RiderTua.com – Penjualan mobil Fronx sepanjang tahun 2025 sudah cukup memuaskan meski baru dirilis di Indonesia. Namun dibalik kesuksesan peluncuran Fronx, LMPV Ertiga sangat kesulitan untuk mencatatkan hasil penjualan, bahkan model hibridanya tidak terjual sama sekali dalam enam bulan.
Ertiga Hybrid Masih Kesulitan Catatkan Hasil Penjualan
Kehadiran Ertiga Hybrid dari Suzuki di Indonesia menjadi jawabannya untuk menghadirkan mobil ramah lingkungan di segmen low MPV. Memang saat itu Ertiga menjadi satu-satunya LMPV ramah lingkungan, dan modelnya dijual dengan harga cukup terjangkau. Tidak heran kalau model ini cukup banyak terjual di tahun-tahun pertamanya.

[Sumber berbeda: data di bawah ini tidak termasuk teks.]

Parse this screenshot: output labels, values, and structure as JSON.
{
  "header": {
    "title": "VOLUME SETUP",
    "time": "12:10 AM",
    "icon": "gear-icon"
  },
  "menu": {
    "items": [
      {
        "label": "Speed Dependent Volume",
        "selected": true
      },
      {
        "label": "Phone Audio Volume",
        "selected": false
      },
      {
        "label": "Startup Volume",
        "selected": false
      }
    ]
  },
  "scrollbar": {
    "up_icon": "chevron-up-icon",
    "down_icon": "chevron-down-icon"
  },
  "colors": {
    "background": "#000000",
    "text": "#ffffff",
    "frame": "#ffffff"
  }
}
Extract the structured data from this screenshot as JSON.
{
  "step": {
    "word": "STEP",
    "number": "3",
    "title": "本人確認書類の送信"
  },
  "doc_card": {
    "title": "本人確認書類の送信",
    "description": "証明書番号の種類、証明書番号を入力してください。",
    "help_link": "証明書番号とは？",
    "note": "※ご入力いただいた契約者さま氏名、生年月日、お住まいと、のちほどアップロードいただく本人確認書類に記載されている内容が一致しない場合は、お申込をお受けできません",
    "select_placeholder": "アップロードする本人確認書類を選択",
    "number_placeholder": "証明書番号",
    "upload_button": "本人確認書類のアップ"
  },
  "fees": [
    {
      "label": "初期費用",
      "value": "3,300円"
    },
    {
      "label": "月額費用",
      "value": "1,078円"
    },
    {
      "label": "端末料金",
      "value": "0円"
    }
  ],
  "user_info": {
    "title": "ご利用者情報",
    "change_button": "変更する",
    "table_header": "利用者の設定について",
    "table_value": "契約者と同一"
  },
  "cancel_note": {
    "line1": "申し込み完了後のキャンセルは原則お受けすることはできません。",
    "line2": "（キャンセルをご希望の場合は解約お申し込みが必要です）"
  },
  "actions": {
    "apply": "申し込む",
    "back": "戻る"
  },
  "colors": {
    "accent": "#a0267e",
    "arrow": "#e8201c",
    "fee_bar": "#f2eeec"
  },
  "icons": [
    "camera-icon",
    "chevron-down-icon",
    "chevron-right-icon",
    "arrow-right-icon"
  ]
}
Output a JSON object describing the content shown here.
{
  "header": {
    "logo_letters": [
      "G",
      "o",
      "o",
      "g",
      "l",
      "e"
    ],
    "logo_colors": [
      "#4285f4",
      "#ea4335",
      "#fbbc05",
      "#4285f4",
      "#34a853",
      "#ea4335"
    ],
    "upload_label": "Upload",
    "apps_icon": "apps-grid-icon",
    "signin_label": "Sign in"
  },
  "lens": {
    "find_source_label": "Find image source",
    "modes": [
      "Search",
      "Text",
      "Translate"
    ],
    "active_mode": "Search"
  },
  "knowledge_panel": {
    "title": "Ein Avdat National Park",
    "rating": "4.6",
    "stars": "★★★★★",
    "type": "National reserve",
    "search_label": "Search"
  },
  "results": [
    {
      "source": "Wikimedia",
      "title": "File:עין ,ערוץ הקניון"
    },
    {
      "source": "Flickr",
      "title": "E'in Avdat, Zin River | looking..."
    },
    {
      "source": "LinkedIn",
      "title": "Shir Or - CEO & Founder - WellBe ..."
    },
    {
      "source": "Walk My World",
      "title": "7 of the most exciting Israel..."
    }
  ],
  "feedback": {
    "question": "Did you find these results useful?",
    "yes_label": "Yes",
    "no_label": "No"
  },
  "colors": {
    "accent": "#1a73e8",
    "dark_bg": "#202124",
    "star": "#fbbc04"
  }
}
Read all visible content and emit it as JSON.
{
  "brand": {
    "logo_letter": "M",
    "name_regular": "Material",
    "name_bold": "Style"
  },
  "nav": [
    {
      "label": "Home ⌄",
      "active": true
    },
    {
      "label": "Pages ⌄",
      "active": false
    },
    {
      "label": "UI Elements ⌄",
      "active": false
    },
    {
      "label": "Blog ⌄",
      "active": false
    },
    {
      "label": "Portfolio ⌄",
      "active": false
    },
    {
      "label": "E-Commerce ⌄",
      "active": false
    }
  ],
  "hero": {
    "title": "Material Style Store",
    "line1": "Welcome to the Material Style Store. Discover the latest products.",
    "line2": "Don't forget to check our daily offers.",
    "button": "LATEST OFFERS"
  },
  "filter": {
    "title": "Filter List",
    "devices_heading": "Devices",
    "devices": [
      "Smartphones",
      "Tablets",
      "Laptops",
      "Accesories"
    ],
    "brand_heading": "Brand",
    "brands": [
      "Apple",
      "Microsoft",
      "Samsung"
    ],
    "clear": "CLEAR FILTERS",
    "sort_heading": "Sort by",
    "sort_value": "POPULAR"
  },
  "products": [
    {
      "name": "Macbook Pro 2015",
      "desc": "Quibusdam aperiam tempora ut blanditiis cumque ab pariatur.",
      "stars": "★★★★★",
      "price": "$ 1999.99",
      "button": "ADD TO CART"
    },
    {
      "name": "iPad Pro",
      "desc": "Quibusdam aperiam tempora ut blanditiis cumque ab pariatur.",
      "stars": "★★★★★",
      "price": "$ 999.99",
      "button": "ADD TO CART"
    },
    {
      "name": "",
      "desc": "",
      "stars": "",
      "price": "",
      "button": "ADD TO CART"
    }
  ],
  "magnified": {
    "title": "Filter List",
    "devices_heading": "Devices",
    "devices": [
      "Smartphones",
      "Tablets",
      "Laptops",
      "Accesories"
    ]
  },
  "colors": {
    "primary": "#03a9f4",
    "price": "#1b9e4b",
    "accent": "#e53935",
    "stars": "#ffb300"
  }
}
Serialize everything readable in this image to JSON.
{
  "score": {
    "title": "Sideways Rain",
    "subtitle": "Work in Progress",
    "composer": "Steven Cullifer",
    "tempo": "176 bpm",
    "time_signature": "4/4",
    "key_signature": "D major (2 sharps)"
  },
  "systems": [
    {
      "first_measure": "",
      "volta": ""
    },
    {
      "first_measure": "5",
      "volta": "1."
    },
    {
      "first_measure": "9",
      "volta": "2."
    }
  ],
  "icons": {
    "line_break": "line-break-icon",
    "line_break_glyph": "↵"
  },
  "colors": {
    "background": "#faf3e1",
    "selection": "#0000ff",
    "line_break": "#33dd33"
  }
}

Namun selama tahun lalu, Ertiga Hybrid seakan kesulitan untuk mencatatkan hasil penjualan lebih dari 1.000 unit, apalagi hasilnya selalu tidak menentu. Di bulan Januari, Suzuki menjual 126 unit, kemudian sebulan setelahnya turun menjadi 85 unit, tapi di bulan Maret naik hingga 190 unit dan bulan April 687 unit. Tapi setelahnya tidak ada catatan penjualan untuk LMPV hybrid ini, baik wholesales maupun retail, dan ini terjadi hingga bulan November.
Tentu ini cukup mengkhawatirkan, sebab tidak biasanya LMPV seperti Ertiga tiba-tiba saja tidak terjual sama sekali, dan ini terlihat seperti modelnya yang sudah tidak dijual lagi. Mungkin ada yang berpikir kalau Ertiga Hybrid bakal senasib dengan Baleno Hatchback yang sudah dihentikan penjualannya tahun lalu. Tapi sebenarnya merek otomotif asal Jepang tersebut mengaku kalau saat itu mereka fokus sepenuhnya pada mobil SUV yang mengalami lonjakan permintaan di pasarnya.

Kehadiran Fronx
Memang tidak hanya Fronx, XL7 dan Grand Vitara mendapatkan penyegaran beberapa bulan lalu, sementara Ertiga tidak disegarkan sama sekali. Meskipun begitu, mereka tetap menjualnya sebagai pilihan bagi konsumen untuk mencari mobil MPV dengan harga terjangkau. Walau kini segmennya berjalan semakin ketat dengan banyaknya kompetitor.

Sementara itu, Toyota Veloz HEV dihadirkan dengan harga termurahnya Rp 299 juta (harga promo hingga akhir 2025). Jelas ini bisa membuat Ertiga Hybrid tersisih karena masih mengandalkan teknologi mild hybrid (MHEV), bukan full hybrid seperti rival barunya.